A Quinnipiac poll released on Wednesday shows that Christie leads Democratic contender Barbara Buono by a jaw-dropping margin of 64 percent to 30 percent.
Even more stunning, while just 9 percent of African-American voters cast their ballots for the Republican in 2009, he currently earns 36 percent of the black vote, according to the new poll.
Though the sample size of black voters polled by Quinnipiac was small, Christie has polled at or above 30 percent among African-Americans in several other recent surveys.
To put that standing in recent historical perspective, no Republican presidential, Senate, or gubernatorial candidate in the state Jersey has topped 17 percent of the African-American vote in more than two decades.
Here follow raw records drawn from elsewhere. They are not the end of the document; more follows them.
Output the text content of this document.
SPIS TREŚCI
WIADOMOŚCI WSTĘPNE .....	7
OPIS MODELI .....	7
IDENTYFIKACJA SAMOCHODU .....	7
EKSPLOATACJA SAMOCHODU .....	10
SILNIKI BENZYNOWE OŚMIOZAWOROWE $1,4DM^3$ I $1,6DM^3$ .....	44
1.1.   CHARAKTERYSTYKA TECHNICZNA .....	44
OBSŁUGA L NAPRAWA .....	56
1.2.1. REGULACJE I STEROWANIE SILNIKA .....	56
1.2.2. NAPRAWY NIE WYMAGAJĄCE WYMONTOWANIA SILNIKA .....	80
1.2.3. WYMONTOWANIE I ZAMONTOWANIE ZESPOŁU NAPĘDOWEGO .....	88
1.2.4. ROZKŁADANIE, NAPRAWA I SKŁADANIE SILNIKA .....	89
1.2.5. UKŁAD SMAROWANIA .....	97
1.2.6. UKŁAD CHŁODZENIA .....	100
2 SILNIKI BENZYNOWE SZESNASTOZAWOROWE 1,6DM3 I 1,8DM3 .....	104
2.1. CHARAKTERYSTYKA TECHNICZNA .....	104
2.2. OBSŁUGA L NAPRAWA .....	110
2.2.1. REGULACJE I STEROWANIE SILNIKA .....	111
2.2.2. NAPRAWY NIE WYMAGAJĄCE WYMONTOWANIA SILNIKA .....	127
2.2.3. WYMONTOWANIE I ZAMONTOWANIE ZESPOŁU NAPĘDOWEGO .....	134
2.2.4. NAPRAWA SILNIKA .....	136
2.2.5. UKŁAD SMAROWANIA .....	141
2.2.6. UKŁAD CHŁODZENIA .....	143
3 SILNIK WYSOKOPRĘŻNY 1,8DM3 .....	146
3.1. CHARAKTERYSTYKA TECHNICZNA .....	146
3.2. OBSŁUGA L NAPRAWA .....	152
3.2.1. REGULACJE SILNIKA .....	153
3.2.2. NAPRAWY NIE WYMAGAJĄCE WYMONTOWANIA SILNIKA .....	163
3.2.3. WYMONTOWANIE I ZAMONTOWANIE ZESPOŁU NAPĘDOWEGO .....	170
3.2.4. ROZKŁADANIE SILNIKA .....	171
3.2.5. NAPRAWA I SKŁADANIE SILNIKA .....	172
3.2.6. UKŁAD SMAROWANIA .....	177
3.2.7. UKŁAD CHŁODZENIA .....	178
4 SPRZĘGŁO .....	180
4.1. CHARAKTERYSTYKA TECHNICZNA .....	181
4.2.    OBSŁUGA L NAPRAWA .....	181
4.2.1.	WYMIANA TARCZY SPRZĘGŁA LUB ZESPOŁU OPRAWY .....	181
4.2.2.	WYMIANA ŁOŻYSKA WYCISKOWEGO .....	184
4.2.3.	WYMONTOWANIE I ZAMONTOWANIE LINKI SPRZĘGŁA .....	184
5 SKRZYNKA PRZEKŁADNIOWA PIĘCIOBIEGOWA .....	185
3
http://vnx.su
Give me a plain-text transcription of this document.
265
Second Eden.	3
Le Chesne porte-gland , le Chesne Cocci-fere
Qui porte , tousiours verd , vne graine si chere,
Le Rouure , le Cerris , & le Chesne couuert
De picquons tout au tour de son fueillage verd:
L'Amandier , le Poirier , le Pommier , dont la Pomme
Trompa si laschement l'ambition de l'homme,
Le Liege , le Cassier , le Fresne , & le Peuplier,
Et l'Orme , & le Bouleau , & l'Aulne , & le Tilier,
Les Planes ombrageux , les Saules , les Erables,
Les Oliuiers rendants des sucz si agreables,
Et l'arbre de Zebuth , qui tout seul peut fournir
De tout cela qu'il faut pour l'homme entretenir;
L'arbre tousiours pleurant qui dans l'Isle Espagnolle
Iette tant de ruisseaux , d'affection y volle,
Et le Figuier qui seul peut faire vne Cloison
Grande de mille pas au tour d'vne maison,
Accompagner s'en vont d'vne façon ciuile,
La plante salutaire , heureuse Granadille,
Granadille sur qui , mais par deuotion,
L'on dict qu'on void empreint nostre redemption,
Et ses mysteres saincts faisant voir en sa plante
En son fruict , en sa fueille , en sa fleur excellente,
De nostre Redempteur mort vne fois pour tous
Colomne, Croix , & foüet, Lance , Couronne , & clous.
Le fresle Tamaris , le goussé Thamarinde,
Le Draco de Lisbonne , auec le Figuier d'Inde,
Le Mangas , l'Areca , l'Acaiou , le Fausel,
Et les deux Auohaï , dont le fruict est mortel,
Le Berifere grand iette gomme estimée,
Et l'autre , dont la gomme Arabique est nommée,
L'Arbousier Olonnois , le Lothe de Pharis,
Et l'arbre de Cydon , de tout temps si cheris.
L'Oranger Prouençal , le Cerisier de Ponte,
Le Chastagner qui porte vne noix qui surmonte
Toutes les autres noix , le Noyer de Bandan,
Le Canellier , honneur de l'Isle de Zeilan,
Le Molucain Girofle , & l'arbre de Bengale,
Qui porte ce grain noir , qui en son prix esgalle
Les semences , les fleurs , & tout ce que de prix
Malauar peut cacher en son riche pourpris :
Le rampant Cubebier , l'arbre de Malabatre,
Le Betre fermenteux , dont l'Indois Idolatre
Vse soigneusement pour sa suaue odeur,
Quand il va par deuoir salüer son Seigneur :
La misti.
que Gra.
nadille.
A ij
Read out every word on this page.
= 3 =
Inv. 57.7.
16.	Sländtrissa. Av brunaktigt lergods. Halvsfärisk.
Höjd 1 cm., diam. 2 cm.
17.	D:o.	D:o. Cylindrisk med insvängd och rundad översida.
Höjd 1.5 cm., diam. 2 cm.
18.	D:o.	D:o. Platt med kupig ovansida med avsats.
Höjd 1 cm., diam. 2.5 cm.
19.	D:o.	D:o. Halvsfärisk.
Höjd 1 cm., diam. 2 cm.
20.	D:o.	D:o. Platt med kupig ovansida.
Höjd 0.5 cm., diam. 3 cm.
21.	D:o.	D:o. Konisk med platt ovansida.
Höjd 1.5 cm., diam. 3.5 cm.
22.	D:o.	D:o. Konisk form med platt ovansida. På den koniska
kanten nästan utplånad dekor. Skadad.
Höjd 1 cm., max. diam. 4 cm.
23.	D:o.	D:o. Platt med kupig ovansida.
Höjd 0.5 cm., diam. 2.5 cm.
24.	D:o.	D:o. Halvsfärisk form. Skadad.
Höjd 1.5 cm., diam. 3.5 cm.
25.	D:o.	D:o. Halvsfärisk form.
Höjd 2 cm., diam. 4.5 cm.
Christie's support of President Obama is not his only allure for black voters. Dwayne Warren, Democratic mayor of Orange, N.J., accompanied Christie during a recent visit to Main Street. He applauded the governor for working with him on several key local issues, including revitalizing the train station and restoring state funding for a summer food program.
"I made no bones about it," Warren recalled of his initial conversation with Christie after being elected last year. "I called him directly and said, ‘We need your help with some support for projects in Orange.’ And he was responsive to doing it."
But the response to Christie’s arrival in Orange wasn’t universally positive. Dozens of protesters from the Communications Workers of America union and volunteers for Democratic gubernatorial candidate Barbara Buono carried signs reading "Christie, Get Out of Orange" and shadowed the governor with chants of "Christie’s got to go!"
Real Clear Politics argues that if Christie can break the 30 percent threshold among African-American voters in November, "it will give him a powerful 2016 talking point with Republicans voters from New Hampshire to Nevada, who will be eager to nominate someone with a wide enough appeal to regain the White House after the GOP's years in the political wilderness."